She Plays Updike's Adultress, but Blythe Banner's Marriage Has Survived Even California

UPDATED 03/19/1979 at 01:00 AM EST Originally published 03/19/1979 at 01:00 AM EST

During the filming of NBC's Too Far to Go, based on John Updike's lamentations about adultery and divorce in the Maple family, everyone may have felt a little too close to the subject. Both Michael Moriarty, who plays husband Richard Maple, and the director, Fielder Cook, were painfully losing their own marriages. Blythe Danner, 35, like housewife Joan Maple, is a suburban mother from a well-bred WASP background. Thereafter, happily, the role-preparation resemblances cease. "I certainly didn't go around hopping into bed with people," Blythe laughs. "A lot of Too Far to Go has to do with boredom in marriage, and my husband and I don't even see each other enough to be bored."

Indeed, Blythe's granitic nine-year marriage to Bruce Paltrow, 35, producer-director-writer of CBS' underrated basketball series, The White Shadow, has flourished despite two centrifugal careers. "We're harassed and crazed and have our ups and downs," says Blythe. "But my interest in life is not pushing for stardom. The family is the most important thing to me."

Yet stardom has come, too, because of a gift as luminous as her looks. "She has enormous intelligence, discipline and as much talent as any actress I've worked with," says Moriarty. Ken Howard, who's starred with Danner in TV's A dam's Rib and for Paltrow in White Shadow, considers her "the best actress in her age group anywhere." Blythe, generously, thanks her husband. "When we first got married, Bruce was doing diapers because I was working. We've always switched off, because we've recognized each other's needs. I didn't intend to work at all when my children were born," she continues. "Then I realized that if I didn't work I wouldn't be a good mother." So Bruce and grandparents pitched in with the kids—Gwyneth, now 6, and Jake, 3—while Blythe completed such films as Hearts of the West and TV movies like The Lou Gehrig Story. She hated the weekly pressure of Adam's Rib and says now: "We drank champagne when it was canceled."

Blythe got her name from her father, who presciently thought it would look good in lights. He was a Philadelphia banker, while her mother stayed home on the Main Line despite a concert-quality singing voice. "I think my mother would have had a career if it had been another time," says Blythe, who herself wanted at first to be a nurse. During a year as a high school exchange student in Berlin, she recounts, "I used to put my hair in pigtails and go to East Berlin without my passport. I guess I always had a sense of drama."

Enrollment at artsy Bard College, north of New York City, heightened it. "When I first pulled up I had on my little white gloves, my hair in a bun, and everybody had hair down to their waist and was playing the guitar," she says. "I'm indebted to that place for saving me from a boring life." A drama major and soon a jazz group singer herself, she graduated in 1965 and got a job in upstate New York. "I made $60 a week playing Laura in The Glass Menagerie," Blythe remembers, "and I found I could earn a living acting." Indeed, after rep-company stints, in Providence and Boston where she met Robert Duvall and Dustin Hoffman, she moved to Manhattan in 1968. The following year, in her Broadway debut, she won a Tony for Butterflies Are Free.

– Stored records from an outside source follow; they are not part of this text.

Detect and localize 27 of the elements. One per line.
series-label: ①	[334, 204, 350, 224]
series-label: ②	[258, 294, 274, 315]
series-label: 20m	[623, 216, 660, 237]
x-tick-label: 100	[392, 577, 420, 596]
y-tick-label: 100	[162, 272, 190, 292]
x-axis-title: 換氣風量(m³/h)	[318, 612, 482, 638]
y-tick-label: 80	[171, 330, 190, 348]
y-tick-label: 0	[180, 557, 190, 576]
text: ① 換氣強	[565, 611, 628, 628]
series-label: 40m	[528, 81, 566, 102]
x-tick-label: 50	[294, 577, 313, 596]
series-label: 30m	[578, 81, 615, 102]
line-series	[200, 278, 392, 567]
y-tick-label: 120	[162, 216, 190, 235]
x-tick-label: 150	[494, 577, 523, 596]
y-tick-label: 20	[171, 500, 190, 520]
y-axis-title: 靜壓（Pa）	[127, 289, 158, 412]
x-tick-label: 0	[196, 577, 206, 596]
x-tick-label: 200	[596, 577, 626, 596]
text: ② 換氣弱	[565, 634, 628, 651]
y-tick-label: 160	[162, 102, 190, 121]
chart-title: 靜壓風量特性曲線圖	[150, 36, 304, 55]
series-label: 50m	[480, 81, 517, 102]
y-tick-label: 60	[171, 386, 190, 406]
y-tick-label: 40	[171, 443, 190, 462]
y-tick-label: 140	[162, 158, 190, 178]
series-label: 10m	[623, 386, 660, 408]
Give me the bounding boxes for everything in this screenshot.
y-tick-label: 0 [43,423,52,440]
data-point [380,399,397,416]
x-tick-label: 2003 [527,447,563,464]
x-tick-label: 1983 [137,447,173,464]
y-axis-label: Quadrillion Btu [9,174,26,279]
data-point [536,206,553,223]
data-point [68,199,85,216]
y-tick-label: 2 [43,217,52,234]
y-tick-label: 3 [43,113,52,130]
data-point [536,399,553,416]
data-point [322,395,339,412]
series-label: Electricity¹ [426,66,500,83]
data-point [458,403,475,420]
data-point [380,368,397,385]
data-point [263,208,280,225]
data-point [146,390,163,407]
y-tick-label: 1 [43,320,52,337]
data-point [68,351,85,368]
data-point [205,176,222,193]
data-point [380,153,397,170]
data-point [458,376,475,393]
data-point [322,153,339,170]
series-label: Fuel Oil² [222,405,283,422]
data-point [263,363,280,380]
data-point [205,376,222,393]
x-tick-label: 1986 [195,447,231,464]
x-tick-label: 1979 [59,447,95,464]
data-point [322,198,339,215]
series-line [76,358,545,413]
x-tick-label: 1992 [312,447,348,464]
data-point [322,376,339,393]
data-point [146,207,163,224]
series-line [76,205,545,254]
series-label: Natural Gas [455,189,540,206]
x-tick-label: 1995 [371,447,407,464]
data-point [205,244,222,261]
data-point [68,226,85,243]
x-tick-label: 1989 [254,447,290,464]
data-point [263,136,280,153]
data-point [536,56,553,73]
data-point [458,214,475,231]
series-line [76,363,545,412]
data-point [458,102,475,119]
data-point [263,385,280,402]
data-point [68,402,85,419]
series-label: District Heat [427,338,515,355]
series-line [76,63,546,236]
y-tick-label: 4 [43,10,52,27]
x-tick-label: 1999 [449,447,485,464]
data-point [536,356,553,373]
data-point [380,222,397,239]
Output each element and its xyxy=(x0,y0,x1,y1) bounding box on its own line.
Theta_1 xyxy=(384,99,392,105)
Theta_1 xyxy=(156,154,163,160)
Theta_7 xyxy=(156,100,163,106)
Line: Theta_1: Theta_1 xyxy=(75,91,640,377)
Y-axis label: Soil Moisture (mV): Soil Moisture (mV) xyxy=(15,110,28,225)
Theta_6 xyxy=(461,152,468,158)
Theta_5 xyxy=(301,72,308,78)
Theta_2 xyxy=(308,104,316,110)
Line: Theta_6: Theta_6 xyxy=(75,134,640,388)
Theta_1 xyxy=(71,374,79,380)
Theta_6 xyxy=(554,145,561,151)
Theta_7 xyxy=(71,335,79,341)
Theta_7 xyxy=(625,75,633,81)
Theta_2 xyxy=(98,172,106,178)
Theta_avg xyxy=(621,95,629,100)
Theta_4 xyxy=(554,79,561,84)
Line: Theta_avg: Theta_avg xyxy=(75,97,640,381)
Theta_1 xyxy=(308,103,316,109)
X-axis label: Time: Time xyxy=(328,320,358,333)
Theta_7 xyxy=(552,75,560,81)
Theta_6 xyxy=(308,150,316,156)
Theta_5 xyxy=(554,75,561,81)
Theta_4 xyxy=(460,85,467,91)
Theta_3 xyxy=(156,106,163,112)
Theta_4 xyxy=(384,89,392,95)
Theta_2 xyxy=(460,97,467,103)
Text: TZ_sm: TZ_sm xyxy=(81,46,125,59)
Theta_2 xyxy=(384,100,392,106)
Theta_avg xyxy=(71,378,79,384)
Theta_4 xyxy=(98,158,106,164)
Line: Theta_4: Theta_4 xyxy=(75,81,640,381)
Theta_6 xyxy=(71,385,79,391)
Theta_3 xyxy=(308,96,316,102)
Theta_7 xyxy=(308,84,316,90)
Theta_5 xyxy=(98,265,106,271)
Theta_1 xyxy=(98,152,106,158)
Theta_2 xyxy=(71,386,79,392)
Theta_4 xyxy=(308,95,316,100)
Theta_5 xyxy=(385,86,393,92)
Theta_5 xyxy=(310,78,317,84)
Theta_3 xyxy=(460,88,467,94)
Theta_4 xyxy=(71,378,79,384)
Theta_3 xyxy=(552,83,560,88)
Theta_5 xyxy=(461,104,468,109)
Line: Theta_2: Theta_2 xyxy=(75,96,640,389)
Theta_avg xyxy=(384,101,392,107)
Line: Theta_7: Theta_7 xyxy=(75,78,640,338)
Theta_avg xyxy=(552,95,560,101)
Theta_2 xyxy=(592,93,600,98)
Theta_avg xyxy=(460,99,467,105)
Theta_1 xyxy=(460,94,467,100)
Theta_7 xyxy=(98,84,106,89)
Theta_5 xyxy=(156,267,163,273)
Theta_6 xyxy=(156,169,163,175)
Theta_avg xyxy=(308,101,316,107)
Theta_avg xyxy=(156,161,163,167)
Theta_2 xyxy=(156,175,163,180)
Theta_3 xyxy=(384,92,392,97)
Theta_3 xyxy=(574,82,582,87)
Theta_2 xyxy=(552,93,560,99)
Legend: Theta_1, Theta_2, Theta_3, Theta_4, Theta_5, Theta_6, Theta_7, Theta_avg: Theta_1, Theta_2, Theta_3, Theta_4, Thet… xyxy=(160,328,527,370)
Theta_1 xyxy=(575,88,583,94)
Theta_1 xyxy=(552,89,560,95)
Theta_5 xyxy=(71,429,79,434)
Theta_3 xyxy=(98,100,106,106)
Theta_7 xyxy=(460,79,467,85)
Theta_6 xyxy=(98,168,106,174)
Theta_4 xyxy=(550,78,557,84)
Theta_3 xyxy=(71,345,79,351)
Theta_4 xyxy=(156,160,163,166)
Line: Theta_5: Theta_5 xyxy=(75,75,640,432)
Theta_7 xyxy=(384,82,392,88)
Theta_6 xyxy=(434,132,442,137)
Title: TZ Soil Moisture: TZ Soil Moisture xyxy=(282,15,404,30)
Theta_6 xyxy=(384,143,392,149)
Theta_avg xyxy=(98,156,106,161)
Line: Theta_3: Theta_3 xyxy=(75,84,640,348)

She had already met Paltrow when he cast her in an off-Broadway production. "It was humor at first sight," Bruce remembers. "We had the same unemployment days." "My mother always said that Jewish boys make great husbands," Blythe says. "She was right." Now she takes the kids to Quaker meeting for a "very spiritual, silent worship. Then we come home and have a Seder at Passover."

Career realities forced a move to L.A. five years ago, but both still miss the East. The whole family spends summers at the Williamstown, Mass. theater festival, where she plays the classics. To make their spacious Santa Monica home more "Eastern," Bruce spent a year remodeling—adding 26 windows and four sets of French doors to the two-story, four-bedroom spread that includes maid's quarters, guest house and swimming pool. Most of their friends are transplanted Easterners like Ken Howard and Frank Langella, but Blythe and Bruce are now assimilating. She's for recycling, women's rights, solar energy and against smog and nuclear arms. Otherwise, Blythe's life these days seems as upbeat as her name. "I think I've found a good balance. The night I won my Tony, I remember thinking, 'This is so fickle. Nobody was applauding the night before. It's not real to me and I can't trust it,' " says Danner. Then she looks fondly at her husband and children and adds: "But I can trust all this a lot."